Physio First gets face-to-face with international colleagues to talk about value
Physio First, the professional network of the CSP representing physios working in private practice, attended a hybrid meeting in September alongside representatives from private practices in 17 different countries.
IPPTA is the subgroup of World Physiotherapy that represents the interests of private practitioners in members’ countries. In Helsinki, Finland, the focus for the business meeting was to concentrate one of the main IPPTA strategic goals, which is “to help private physiotherapy organisations help their members to determine and compete on quality and evidenced based value.”
The variations in travel restrictions and vaccine status meant that the following countries were in the room: Belgium, Netherlands, Switzerland, Finland, United States, UK, Denmark and Ireland; while other member countries joined by electronic platform, including: South Africa, Spain, Lebanon, Colombia, New Zealand, Namibia, Australia, Iceland and Germany. Apologies came from Canada, Malta and Malawi. Very careful planning and technical know-how from some of the IPPTA executives, plus the dedication of members to defeat the time zone differences, led to a great meeting. It was clear that we are “far more united than the things that divide us”.
In order to achieve the IPPTA strategic goals, the gathered representatives had to share and discuss such marketplace and professional differences across the world as –
- Direct access for patients
- Autonomy of diagnosis and decisions re treatment pathways
- The position regarding remote consultations and treatment post pandemic
- How is treatment funded? The different government and insurer models and the percentage or popularity of self-pay options
- What outcome data is collected, how it is collected, who owns it and how should it be used to demonstrate value?
The number of comparisons, differences and situations are too great to explain in brief, but it is clear that following these discussions the UK representatives feel very lucky to be physios in this country. In the UK, physiotherapists are autonomous practitioners and can diagnose and discuss with their patients the treatment plan and the way forward. Even the constraints coming from some large private medical insurers which include the stark aspects of a prescribed number of treatments and a fixed price do not, by and large, dictate treatment pathways.
What physiotherapists find difficult to do in this country is effectively demonstrate “value” or “cost effectiveness,” as all private practitioners can charge their own fee structure for their self-paying patients and conduct their own price agreements with insurers or other intermediaries or contractors. Physio First does not collect cost data from its members so this part of the “quality equation” is difficult but most definitely not insurmountable.
Of course, Physio First does collect outcome measures from members using a standardised data collection tool which is an anonymised dataset collected and analysed by third-party partners, the University of Brighton, and where members are successful, awards Quality Assured Practitioner or Quality Assured Clinic status. This tool includes both validated PROMS and PREMS and as the analysis measurement for the quality kitemarks does include number of treatments in its equation, this is the key to Physio First’s analysis of cost effectiveness or value of any single treatment episode.
Other countries with systems that are different, especially where they can more accurately determine cost data, are now beginning to think about how they can demonstrate the value of private physiotherapy interventions in many ways.
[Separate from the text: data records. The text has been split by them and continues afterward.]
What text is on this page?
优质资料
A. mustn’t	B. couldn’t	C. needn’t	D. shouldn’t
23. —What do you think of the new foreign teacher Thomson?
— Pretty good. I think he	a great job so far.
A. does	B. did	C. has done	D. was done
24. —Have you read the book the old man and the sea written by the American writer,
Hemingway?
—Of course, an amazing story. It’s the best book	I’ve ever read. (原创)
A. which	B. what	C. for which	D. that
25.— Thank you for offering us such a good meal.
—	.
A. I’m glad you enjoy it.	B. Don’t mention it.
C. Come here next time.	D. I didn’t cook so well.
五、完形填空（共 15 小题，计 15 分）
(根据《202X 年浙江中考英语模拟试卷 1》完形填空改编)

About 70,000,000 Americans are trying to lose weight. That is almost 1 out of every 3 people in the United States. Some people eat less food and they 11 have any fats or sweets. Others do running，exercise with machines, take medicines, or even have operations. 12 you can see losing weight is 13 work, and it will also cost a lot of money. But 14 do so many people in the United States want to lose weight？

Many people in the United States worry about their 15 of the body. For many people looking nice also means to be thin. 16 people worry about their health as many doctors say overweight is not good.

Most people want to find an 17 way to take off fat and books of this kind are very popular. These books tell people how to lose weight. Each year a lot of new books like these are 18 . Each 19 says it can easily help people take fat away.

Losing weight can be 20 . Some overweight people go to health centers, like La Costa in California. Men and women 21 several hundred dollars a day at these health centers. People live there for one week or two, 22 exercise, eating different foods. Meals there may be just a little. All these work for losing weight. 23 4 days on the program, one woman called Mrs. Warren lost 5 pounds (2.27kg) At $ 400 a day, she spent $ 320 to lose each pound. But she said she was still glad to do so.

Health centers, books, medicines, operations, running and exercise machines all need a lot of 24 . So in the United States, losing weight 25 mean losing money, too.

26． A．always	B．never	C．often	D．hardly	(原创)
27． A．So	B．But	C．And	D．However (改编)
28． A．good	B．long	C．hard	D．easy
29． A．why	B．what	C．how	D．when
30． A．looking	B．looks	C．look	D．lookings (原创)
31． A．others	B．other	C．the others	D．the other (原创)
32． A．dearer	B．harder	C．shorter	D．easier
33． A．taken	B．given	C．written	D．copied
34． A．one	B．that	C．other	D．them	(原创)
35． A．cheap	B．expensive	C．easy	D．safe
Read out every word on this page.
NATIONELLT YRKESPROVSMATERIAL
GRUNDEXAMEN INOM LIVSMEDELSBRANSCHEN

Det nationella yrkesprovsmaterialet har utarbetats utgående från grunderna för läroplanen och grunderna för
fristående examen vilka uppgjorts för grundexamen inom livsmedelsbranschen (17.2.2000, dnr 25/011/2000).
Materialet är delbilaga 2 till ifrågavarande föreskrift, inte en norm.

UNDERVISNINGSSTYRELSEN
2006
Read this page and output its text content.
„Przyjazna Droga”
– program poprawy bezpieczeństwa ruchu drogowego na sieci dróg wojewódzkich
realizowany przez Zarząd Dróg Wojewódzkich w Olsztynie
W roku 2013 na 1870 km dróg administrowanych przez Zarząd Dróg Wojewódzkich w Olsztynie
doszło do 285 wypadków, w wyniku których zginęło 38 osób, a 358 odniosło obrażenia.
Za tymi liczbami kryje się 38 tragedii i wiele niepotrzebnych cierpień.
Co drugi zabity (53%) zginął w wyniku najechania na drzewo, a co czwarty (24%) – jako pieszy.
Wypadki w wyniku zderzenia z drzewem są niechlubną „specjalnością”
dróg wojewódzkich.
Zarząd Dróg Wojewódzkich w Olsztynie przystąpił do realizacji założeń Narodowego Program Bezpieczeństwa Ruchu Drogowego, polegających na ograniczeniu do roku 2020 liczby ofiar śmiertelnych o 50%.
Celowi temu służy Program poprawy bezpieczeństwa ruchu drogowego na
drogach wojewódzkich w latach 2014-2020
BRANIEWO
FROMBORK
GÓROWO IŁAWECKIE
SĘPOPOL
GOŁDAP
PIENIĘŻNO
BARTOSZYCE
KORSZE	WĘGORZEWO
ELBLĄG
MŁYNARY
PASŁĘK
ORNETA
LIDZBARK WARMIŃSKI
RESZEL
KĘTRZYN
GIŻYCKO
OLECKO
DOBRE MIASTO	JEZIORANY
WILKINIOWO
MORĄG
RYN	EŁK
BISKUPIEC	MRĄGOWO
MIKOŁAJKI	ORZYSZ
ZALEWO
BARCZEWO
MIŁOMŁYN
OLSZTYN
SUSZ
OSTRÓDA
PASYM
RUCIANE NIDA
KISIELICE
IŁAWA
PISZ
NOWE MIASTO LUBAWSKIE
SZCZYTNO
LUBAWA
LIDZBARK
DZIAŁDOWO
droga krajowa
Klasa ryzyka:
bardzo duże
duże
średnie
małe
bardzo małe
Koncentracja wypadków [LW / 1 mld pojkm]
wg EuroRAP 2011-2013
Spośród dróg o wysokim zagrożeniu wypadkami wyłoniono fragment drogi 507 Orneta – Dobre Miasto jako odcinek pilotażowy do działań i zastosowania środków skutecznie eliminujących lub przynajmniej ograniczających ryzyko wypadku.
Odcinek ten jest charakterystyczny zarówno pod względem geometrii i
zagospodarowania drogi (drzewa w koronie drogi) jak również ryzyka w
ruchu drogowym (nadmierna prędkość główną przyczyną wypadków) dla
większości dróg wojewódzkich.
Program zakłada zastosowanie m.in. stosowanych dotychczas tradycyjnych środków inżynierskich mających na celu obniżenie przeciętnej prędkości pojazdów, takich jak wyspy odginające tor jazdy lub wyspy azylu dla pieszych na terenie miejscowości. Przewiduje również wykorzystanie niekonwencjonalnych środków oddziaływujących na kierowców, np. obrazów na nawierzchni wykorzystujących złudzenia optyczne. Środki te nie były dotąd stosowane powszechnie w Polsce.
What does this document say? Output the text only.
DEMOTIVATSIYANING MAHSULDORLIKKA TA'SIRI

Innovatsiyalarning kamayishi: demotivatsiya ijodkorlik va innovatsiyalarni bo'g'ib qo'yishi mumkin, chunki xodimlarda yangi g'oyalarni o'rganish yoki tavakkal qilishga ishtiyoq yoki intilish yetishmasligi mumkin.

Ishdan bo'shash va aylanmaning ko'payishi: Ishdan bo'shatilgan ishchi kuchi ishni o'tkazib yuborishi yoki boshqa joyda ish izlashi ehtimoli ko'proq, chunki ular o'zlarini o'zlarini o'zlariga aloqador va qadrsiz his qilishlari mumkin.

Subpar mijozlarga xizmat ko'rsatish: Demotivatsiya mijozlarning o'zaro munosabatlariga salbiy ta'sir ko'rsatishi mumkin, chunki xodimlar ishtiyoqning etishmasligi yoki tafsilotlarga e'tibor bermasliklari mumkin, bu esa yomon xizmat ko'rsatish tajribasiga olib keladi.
The most notable of these studies has been carried out by The Australian Physiotherapy Association and published in its paper of 1 October 2020: “The value of Physiotherapy in Australia.” To find out more about this paper, read it in its entirety or watch a short explanatory video visit www.australian.physio/economic-value.
APA summarised it as follows: “The study found that treatments by physiotherapists deliver both health and economic benefits. Interventions are clinically effective and deliver net economic benefits, with quality of life improvements exceeding treatment costs.”
Other golden thread topics discussed at the IPPTA meeting included the emergence over the last 12 to 18 months of larger chains attempting to buy large numbers of clinics, something that the IPPTA delegates globally are calling the “Starbucks effect”. This is something worth watching for in the UK, but the presence of the NHS and the patient choice element of self-pay probably mean that our diverse private clinics are less likely to fit this model, but time will tell.
The final ‘wait and see’ issue discussed was the future of remote consultation and treatment. We know that in the UK many physios adapted to this form of treatment during the various lockdowns and some have continued in small number and many more as an option for the patient especially as a check-in following a course of face-to-face treatment. We do know that the majority of private practitioners have returned to face-to-face, which has led to some criticism for not embracing remote consultation in a bigger way and seeing it as the longer-term future for physiotherapy, as it perhaps is seen as the way forward for some sections of the NHS.
From the meeting’s global discussions it seemed that all countries reported a return to face-to-face consultation as the preferred option for their patients. The trend from global funders seems to be to pay a fee equal to or slightly less than the fee for face-to-face sessions. There is also a growth in the number of companies setting up in many countries just as telehealth providers of physiotherapy alone. We know these exist and some are very successful in the UK so once again it is “wait and see” as to where the market forces will take us.
What is interesting is that all delegates agreed that ultimately, whether patients self-fund or choose an insurer, it is the detailed outcome and value data provided by the physios and the patients that will decide what sort of physiotherapy they are prepared to pay for in whatever form it is purchased.